Friday, September 11, 2009
Hockey face
aaron :: dodd stadium, norwich, ct :: august 15, 2009
I keep thinking about the conversation Soup and I had outside of Up or On the Rocks last Saturday. We were talking about groupies vs. friends because Skinny was wearing a “got groupies” t-shirt. I understand that the original dictionary definition isn’t derogatory at all, but it has been twisted over the years and it’s a label I take offense to. There was a point during the show where Soup thanked the “fans” - the group I was with - and then changed it to “friends”. It’s nice to be thought of that way. During the conversation, I pointed out that with both Instrument and All Crazy, I love the music and the people in the bands. It’s this passion for the music and this connection with the members that makes me travel all over creation to see them. Granted, friends came first with Instrument and the music came first with All Crazy, but the end result is still the same.

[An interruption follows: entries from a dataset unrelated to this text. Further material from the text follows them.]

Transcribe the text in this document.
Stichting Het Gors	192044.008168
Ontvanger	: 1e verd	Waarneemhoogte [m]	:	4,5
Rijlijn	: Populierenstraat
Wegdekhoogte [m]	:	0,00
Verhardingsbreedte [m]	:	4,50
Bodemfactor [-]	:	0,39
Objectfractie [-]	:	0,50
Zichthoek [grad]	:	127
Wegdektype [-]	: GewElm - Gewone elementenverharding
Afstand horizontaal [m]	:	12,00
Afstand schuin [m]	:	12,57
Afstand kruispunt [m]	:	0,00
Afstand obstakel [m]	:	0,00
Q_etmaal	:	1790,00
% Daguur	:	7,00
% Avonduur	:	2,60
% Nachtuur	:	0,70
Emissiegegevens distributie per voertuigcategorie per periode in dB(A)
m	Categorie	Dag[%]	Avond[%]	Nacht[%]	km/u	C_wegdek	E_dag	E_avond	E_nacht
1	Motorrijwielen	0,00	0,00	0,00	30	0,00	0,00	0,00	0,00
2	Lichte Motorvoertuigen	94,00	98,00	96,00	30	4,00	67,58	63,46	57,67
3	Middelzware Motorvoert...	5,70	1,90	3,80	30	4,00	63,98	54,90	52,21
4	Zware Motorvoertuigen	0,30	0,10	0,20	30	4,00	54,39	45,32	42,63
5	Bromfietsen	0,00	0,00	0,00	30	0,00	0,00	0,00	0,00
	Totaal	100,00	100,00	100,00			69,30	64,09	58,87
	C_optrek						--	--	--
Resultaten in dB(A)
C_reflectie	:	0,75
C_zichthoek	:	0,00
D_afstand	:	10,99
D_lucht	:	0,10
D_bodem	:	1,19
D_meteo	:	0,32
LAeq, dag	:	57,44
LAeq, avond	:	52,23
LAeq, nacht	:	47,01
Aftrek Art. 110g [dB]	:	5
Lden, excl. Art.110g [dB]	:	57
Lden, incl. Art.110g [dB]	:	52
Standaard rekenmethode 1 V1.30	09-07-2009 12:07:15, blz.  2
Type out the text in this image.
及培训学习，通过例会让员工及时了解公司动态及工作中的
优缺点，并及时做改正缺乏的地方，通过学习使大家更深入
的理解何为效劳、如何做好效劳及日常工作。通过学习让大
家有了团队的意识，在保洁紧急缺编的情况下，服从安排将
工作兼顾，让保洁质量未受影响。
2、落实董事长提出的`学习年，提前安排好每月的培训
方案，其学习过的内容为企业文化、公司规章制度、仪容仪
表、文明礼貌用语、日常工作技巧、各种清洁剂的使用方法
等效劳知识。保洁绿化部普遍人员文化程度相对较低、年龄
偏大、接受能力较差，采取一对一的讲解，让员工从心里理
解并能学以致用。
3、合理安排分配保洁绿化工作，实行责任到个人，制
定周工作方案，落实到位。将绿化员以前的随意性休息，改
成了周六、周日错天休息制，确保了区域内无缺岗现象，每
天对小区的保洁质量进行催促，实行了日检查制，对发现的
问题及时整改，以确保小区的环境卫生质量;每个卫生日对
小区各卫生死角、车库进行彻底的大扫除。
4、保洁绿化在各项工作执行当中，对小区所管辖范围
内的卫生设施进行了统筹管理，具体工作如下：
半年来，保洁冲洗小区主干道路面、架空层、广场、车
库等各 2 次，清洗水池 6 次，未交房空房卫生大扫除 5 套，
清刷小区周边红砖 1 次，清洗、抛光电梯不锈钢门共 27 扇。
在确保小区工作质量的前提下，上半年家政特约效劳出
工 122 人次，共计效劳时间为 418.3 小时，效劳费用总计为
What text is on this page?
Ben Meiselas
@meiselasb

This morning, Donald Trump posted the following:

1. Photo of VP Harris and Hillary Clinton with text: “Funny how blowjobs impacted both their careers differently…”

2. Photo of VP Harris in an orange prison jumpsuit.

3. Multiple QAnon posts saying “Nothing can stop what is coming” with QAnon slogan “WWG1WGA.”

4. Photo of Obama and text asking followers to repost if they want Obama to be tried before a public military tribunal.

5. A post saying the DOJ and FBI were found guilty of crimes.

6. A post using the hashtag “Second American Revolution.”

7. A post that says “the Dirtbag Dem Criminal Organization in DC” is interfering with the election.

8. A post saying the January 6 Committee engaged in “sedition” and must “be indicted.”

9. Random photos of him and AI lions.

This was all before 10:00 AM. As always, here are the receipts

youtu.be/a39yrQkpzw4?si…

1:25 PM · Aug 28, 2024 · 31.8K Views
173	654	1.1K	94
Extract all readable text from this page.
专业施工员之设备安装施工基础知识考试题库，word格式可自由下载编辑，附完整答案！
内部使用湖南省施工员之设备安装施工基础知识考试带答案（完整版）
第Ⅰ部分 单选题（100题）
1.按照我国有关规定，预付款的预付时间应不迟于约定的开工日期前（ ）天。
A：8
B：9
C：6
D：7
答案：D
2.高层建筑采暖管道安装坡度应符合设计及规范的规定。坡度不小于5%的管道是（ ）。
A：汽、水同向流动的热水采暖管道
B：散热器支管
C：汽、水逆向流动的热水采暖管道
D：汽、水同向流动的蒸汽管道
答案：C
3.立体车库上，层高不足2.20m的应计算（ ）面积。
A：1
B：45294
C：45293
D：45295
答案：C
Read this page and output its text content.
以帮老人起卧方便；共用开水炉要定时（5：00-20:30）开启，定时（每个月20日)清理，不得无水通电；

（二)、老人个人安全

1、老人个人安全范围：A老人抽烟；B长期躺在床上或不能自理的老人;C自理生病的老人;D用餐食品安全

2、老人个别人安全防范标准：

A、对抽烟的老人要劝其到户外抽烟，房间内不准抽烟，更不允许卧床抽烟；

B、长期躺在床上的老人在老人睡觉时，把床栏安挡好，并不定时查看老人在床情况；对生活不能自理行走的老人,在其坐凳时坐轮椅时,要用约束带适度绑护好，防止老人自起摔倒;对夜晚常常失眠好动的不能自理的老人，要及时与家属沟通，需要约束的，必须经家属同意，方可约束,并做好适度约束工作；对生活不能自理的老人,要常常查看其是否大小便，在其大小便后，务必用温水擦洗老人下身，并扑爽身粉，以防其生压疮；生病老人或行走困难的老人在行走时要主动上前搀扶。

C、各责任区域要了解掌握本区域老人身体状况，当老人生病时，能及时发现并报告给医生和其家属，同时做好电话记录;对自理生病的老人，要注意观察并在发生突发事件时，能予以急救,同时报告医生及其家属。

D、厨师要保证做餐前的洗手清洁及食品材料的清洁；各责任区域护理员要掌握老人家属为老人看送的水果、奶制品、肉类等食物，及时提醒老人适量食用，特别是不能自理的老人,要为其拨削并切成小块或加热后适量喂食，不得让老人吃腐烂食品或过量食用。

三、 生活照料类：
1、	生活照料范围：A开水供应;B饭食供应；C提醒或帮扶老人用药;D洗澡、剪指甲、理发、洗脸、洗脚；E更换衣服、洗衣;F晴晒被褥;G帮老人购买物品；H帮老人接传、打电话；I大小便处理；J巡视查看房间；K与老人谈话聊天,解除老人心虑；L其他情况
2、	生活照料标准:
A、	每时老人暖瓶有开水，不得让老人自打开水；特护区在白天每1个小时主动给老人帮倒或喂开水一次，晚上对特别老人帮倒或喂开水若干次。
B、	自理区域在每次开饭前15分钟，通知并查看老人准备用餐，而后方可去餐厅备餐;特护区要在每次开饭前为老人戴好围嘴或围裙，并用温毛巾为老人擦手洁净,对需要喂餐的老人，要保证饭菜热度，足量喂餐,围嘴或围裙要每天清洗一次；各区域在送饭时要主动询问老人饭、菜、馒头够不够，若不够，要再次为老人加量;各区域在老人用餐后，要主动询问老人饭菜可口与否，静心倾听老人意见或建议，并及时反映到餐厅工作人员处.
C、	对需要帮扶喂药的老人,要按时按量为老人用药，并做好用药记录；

Being able to travel the way I do and being able to see my friends doing what they love makes me all kinds of happy. I haven’t have this much fun in a long time. I know it’s kind of silly that I drop everything and rearrange my schedule (see three bands in one day), but it’s probably the most important thing I do for me after hockey.
A long time ago I was told that when I talk about hockey, I get this look on my face. It’s hard to describe but apparently my whole face lights up, my eyes get this insane twinkle and I look massively different.
The bands cause my “hockey face” now.
I’ve been thinking a lot about the three conversations I’ve had and my life’s path. I keep coming back to Bertis Downs. Will my path end at the same place his did? I don’t know. Do I want it to? I don’t know.
Like everything else in my life lately, I’m just going to go with the flow and see what happens.